The 95.4 percent confidence interval would be

p ± 2 Sp = 40 % ± 2 (4.9%) = 40% ± 9.8%

Thus, one would be 95.4 percent confident that the true percentage of dog ownership was between 30.2 and 49.8 percent. In the above example, if the sample size were 600 instead of 100, the confidence interval would be 40% ± 2(2%), or 36 – 44 percent. This again demonstrates how researchers can control the width of the confidence interval through the use of different sample sizes.

Larger samples may be needed for percentages

Caution is needed when constructing confidence intervals if values of p less than 30% or more than 70% are used. In such situations, a sample of more than 100 is needed if the normal approximation to the sampling distribution is to be satisfactory.
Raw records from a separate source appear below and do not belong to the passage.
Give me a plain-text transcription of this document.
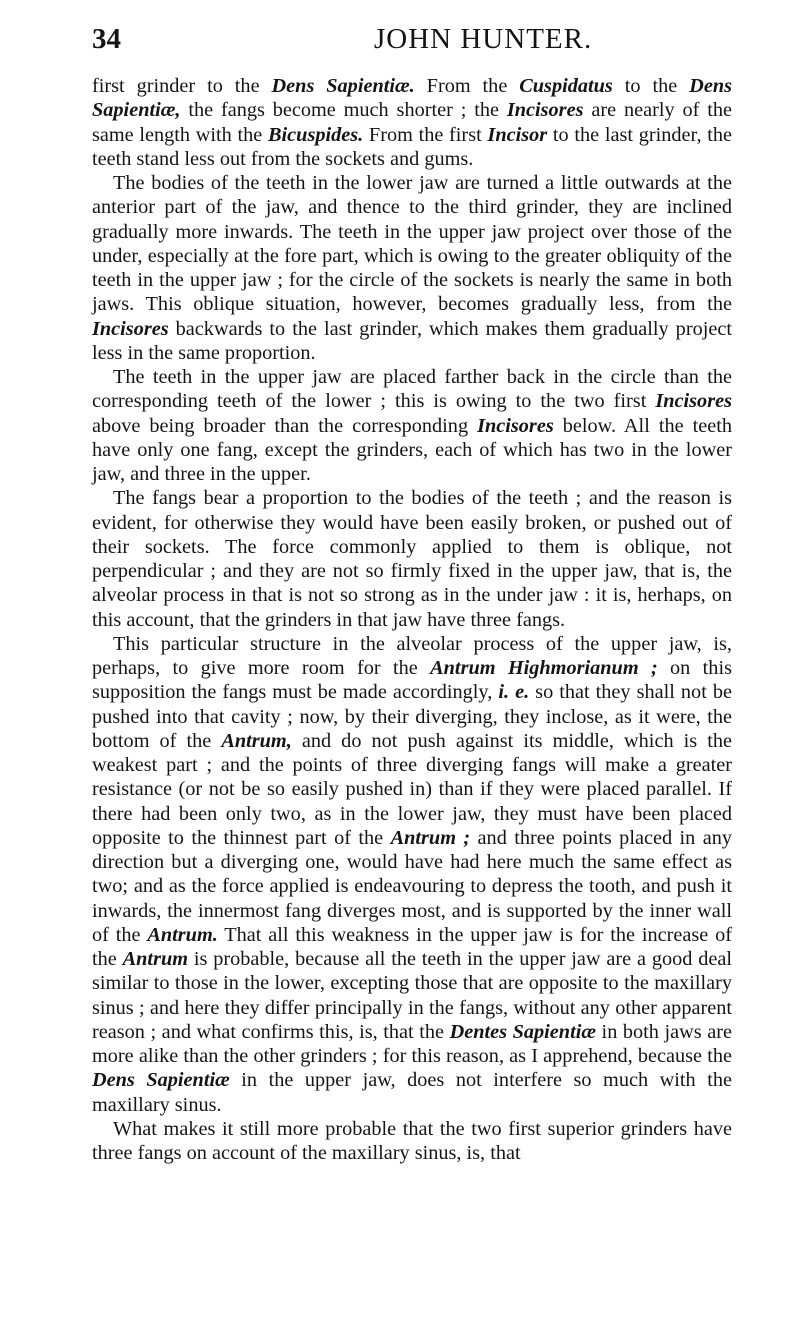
34	JOHN HUNTER.

first grinder to the Dens Sapientiæ. From the Cuspidatus to the Dens Sapientiæ, the fangs become much shorter ; the Incisores are nearly of the same length with the Bicuspides. From the first Incisor to the last grinder, the teeth stand less out from the sockets and gums.

The bodies of the teeth in the lower jaw are turned a little outwards at the anterior part of the jaw, and thence to the third grinder, they are inclined gradually more inwards. The teeth in the upper jaw project over those of the under, especially at the fore part, which is owing to the greater obliquity of the teeth in the upper jaw ; for the circle of the sockets is nearly the same in both jaws. This oblique situation, however, becomes gradually less, from the Incisores backwards to the last grinder, which makes them gradually project less in the same proportion.

The teeth in the upper jaw are placed farther back in the circle than the corresponding teeth of the lower ; this is owing to the two first Incisores above being broader than the corresponding Incisores below. All the teeth have only one fang, except the grinders, each of which has two in the lower jaw, and three in the upper.

The fangs bear a proportion to the bodies of the teeth ; and the reason is evident, for otherwise they would have been easily broken, or pushed out of their sockets. The force commonly applied to them is oblique, not perpendicular ; and they are not so firmly fixed in the upper jaw, that is, the alveolar process in that is not so strong as in the under jaw : it is, herhaps, on this account, that the grinders in that jaw have three fangs.

This particular structure in the alveolar process of the upper jaw, is, perhaps, to give more room for the Antrum Highmorianum ; on this supposition the fangs must be made accordingly, i. e. so that they shall not be pushed into that cavity ; now, by their diverging, they inclose, as it were, the bottom of the Antrum, and do not push against its middle, which is the weakest part ; and the points of three diverging fangs will make a greater resistance (or not be so easily pushed in) than if they were placed parallel. If there had been only two, as in the lower jaw, they must have been placed opposite to the thinnest part of the Antrum ; and three points placed in any direction but a diverging one, would have had here much the same effect as two; and as the force applied is endeavouring to depress the tooth, and push it inwards, the innermost fang diverges most, and is supported by the inner wall of the Antrum. That all this weakness in the upper jaw is for the increase of the Antrum is probable, because all the teeth in the upper jaw are a good deal similar to those in the lower, excepting those that are opposite to the maxillary sinus ; and here they differ principally in the fangs, without any other apparent reason ; and what confirms this, is, that the Dentes Sapientiæ in both jaws are more alike than the other grinders ; for this reason, as I apprehend, because the Dens Sapientiæ in the upper jaw, does not interfere so much with the maxillary sinus.

What makes it still more probable that the two first superior grinders have three fangs on account of the maxillary sinus, is, that
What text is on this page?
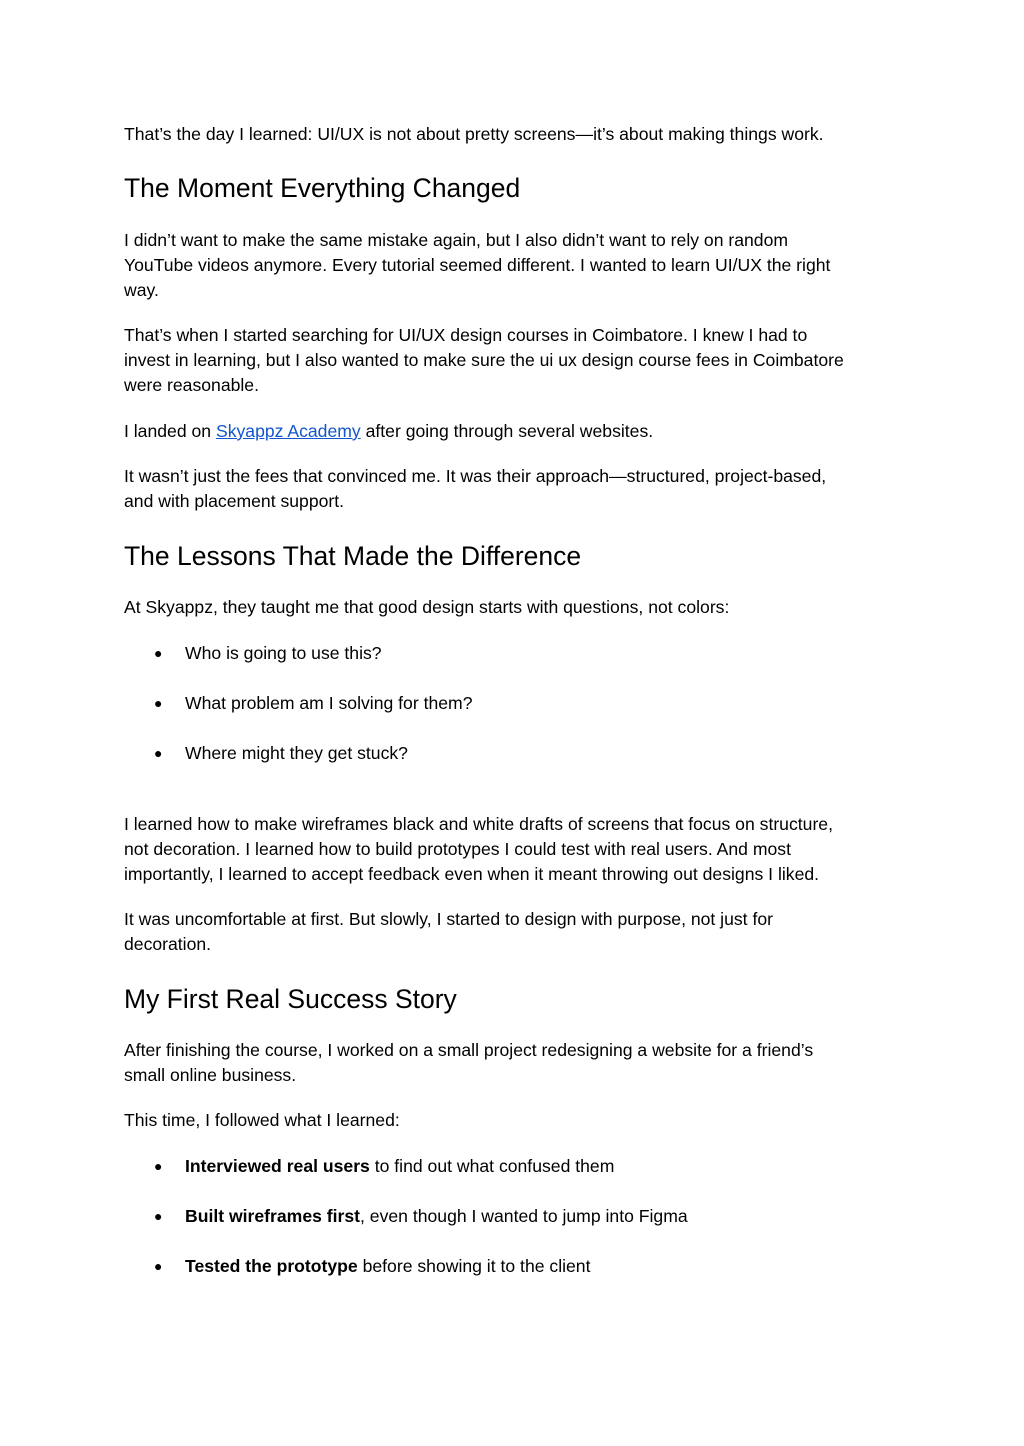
That’s the day I learned: UI/UX is not about pretty screens—it’s about making things work.

The Moment Everything Changed

I didn’t want to make the same mistake again, but I also didn’t want to rely on random

YouTube videos anymore. Every tutorial seemed different. I wanted to learn UI/UX the right

way.

That’s when I started searching for UI/UX design courses in Coimbatore. I knew I had to

invest in learning, but I also wanted to make sure the ui ux design course fees in Coimbatore

were reasonable.

I landed on Skyappz Academy after going through several websites.

It wasn’t just the fees that convinced me. It was their approach—structured, project-based,

and with placement support.

The Lessons That Made the Difference

At Skyappz, they taught me that good design starts with questions, not colors:

● Who is going to use this?
● What problem am I solving for them?
● Where might they get stuck?

I learned how to make wireframes black and white drafts of screens that focus on structure,

not decoration. I learned how to build prototypes I could test with real users. And most

importantly, I learned to accept feedback even when it meant throwing out designs I liked.

It was uncomfortable at first. But slowly, I started to design with purpose, not just for

decoration.

My First Real Success Story

After finishing the course, I worked on a small project redesigning a website for a friend’s

small online business.

This time, I followed what I learned:

● Interviewed real users to find out what confused them
● Built wireframes first, even though I wanted to jump into Figma
● Tested the prototype before showing it to the client
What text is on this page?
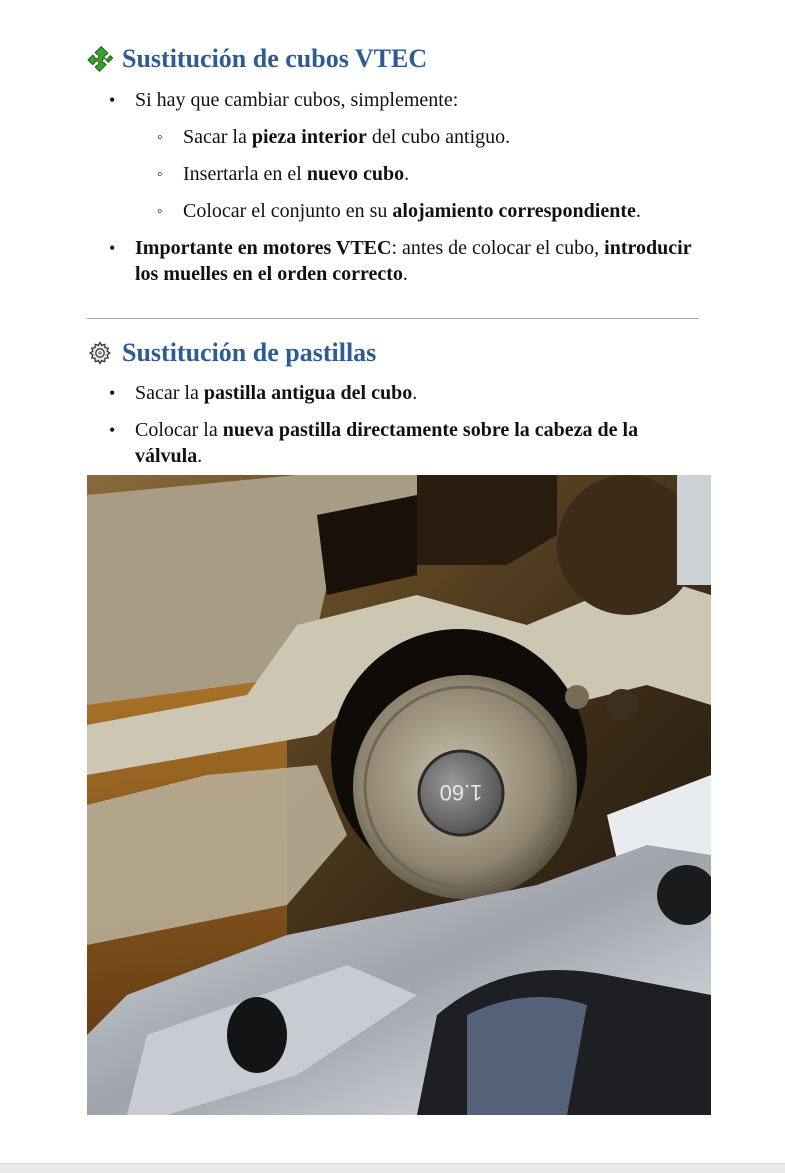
Sustitución de cubos VTEC
• Si hay que cambiar cubos, simplemente:
◦ Sacar la pieza interior del cubo antiguo.
◦ Insertarla en el nuevo cubo.
◦ Colocar el conjunto en su alojamiento correspondiente.
• Importante en motores VTEC: antes de colocar el cubo, introducir los muelles en el orden correcto.
Sustitución de pastillas
• Sacar la pastilla antigua del cubo.
• Colocar la nueva pastilla directamente sobre la cabeza de la válvula.
1.60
For example, if only 2% of a universe had a certain characteristic, the sample percentage from that universe would not be normally distributed unless n were extremely large.

Concluding Comments on Interpretation of Confidence Interval Results:

Before leaving this subject, it must be emphasized that confidence interval interpretation is based on what would happen if a very large number of samples were drawn from the particular universe of interest. Ordinarily one sample is chosen and the calculated confidence interval either will or will not cover the universe mean. What is guaranteed when a specific confidence interval is used for example, a 95.4 percent is that 95.4 percent of the confidence interval statements will be correct in the long run.

For instance, in the food expenditure example, the confidence interval statement is that, with 95.4 percent confidence, the interval \$384–\$416 will bracket the universe mean expenditure. This particular statement is either true or false. What the researcher is guaranteed is that if a large number of samples were drawn and the interval calculated this way each time then about 95.4 percent of the calculated intervals would in fact include the universe mean.

Example: Consider the sample size problem posed at the beginning of this article. Incentive travel usage is projected to be 40 percent, and the hotel chain wishes to be virtually certain (i.e. 99.7 percent confident) that its sample based percentage will be within 10 percentage points of the actual universe percentage.

1) Use the desired precision and the desired confidence level to calculate the required standard error of the percentage. Because the hotel chain wishes to be virtually certain (99.7 percent) that the sample result will be within ± 10 percentage points of the universe percent, three standard errors of the percentages must be set equal to 10 percent. The sample size needed will then be such that:

3 Sp = 10%

Sp = 3.33%

2) Calculate the required sample size. Because incentive travel usage is projected to be 40 percent, that percentage can be used in the formula as an estimate of the percentage of items in the sample possessing a given characteristics (p). Then, using Sp = 3.33%, p = 40% and q = 60% in the above formula, the hotel chain can calculate that it must take a simple random sample of size:

n = pq / (Sp)2 = (40) (60) / (3.33)2 = 216

Because this sample size is less than 5 percent of the universe size (N= 21, 476), no adjustment is needed.